For years, keyword search has been widely used in e-discovery to divine the core set of documents used in litigation. For most firms, it remains the main tool in their e-discovery arsenal. As they kick off litigation, counsel will still try to agree on which keywords to use—before understanding the full document set.
I’ve been in litigation support for 30 years and have been a proponent of keyword search in our firm’s e-discovery practice. I’d even go so far as to call myself a fanatic. When I started to hear about technology-assisted review, I had to see what it was all about. If the new technology was as powerful—and accurate—as I was hearing, it could positively impact Procopio’s ability to serve clients.
I learned that technology-assisted review, or TAR, is a process for selecting and ranking documents using a computerized system that incorporates lawyers’ decisions on a smaller set of documents, then applies that logic to the remaining document pool. I sought out demonstrations on TAR, many of which used data from the Enron case. What I saw was enough to sell me on the idea, or at least convince me to try it out. The trick was to make the case for technology-assisted review at a diehard keyword search firm.
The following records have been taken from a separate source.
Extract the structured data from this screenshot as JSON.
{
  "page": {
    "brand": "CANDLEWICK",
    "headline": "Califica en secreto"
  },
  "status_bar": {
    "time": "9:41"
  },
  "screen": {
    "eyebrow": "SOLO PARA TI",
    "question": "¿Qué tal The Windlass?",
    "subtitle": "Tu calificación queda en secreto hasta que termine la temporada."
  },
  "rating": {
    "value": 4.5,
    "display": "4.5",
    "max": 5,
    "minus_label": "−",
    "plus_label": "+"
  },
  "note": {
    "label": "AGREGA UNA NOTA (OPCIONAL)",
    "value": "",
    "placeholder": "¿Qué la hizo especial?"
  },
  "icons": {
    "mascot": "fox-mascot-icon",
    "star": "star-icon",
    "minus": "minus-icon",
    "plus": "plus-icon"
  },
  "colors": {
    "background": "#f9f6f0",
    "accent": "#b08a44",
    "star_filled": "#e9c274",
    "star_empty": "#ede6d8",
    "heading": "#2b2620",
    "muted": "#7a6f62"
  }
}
It will come as no surprise that I was met with skepticism. Here are four of the most common doubts I heard, and how I addressed them—including an experiment I conducted to generate data to support the cause.
1. “We’ve always used keyword search. Why change?”
We’ve used keyword search for 20 years. We also used to print everything out and code it by hand—remember Bates stamps? (Anyone?) Beginning in the 1980s and 1990s, the sheer volume and complexity of data has grown to staggering levels. Technology got us into this mess—now technology has to get us out. We have a fear of artificial intelligence, which is really a fear of the unknown. Further understanding helps us build trust in technology we haven’t used before.
2. “We need eyes on every single document. A computer can’t replace a trained reviewer.”
Studies have shown that manual review is far less accurate than we thought. Even if it were our best option, we can’t review everything manually—there is too much to possibly review, and data volumes will only grow. And to clarify, using technology-assisted review doesn’t mean eliminating trained reviewer involvement. The process relies on a subject-matter expert manually coding a subset of documents, which the machine can use to apply to the remaining document pool. The technology is intended to help eliminate documents that aren’t relevant to narrow the pool for manual review—but, of course, you’ll review any documents you intend to produce to the other side. Human expertise is still a big part of the equation.
3. “Analytics technology is a pricey investment.”
An investment in new tools will cost money and time for adequate training, but the ROI is huge. Also, consider the opportunity cost of preserving the status quo. Insisting on manual review is costly—especially in cases with a high volume of data. There’s also the risk of not identifying documents relevant to your case, and the resulting cost to you and your client.
4. “How do we know it really works?”
The mathematical equations behind analytics engines are admittedly complicated. We see demonstrations of the technology with sample data sets and statistical reports of the results—but using unfamiliar data for a complex process makes it hard to tell whether the technology is working. There are plenty of studies and rulings to validate the use of TAR in general, but it’s a fair point—and it inspired me to investigate. The key would be to test the technology in a familiar situation.
I wanted to create a test that would be interesting and relatable for my colleagues to help them better understand the technology. What kind of data set would be approachable and familiar? Storybooks.
Imagine you were carrying 2,190 loose pages from Gone with the Wind, Wizard of Oz, Grapes of Wrath, Moby Dick, Alice in Wonderland, Origin of the Species, and Pride and Prejudice—and then dropped them. How long would it take to find all of the pages related to Alice in Wonderland?
In this scenario, I’d already know the answers—which pages matched which book—so I could test the analytics technology underlying TAR to see how accurately the electronic pages would be sorted.
I downloaded electronic copies of each book and tagged them correctly for tracking, then scrambled the files. I decided to use Relativity Analytics and Assisted Review to attempt to correctly reassemble the information and employ keyword search as a comparison. I compiled my results and began sharing the experiment in presentations to my colleagues to a warm reception. The storybook angle helped lower the barrier to understanding and opened the conversation about a complex technology.
Are you thinking about setting up a similar demonstration of technology for your colleagues? I’ll leave you with a few tips:
- Eliminate as much complexity as possible. Providing something people can relate to helps simplify the demonstration and focuses concentration on the tool itself. We also could have revisited an old case, where we knew the outcome, to see how the new tool fared.
- Make the sandbox real. Using the tool I wanted to use long term brought the experiment to life and served as valuable training at the same time.
- Be open and inclusive. Bring your team along with you. No one wants technology forced upon them, so be inclusive about building understanding of the tool and its potential business benefits.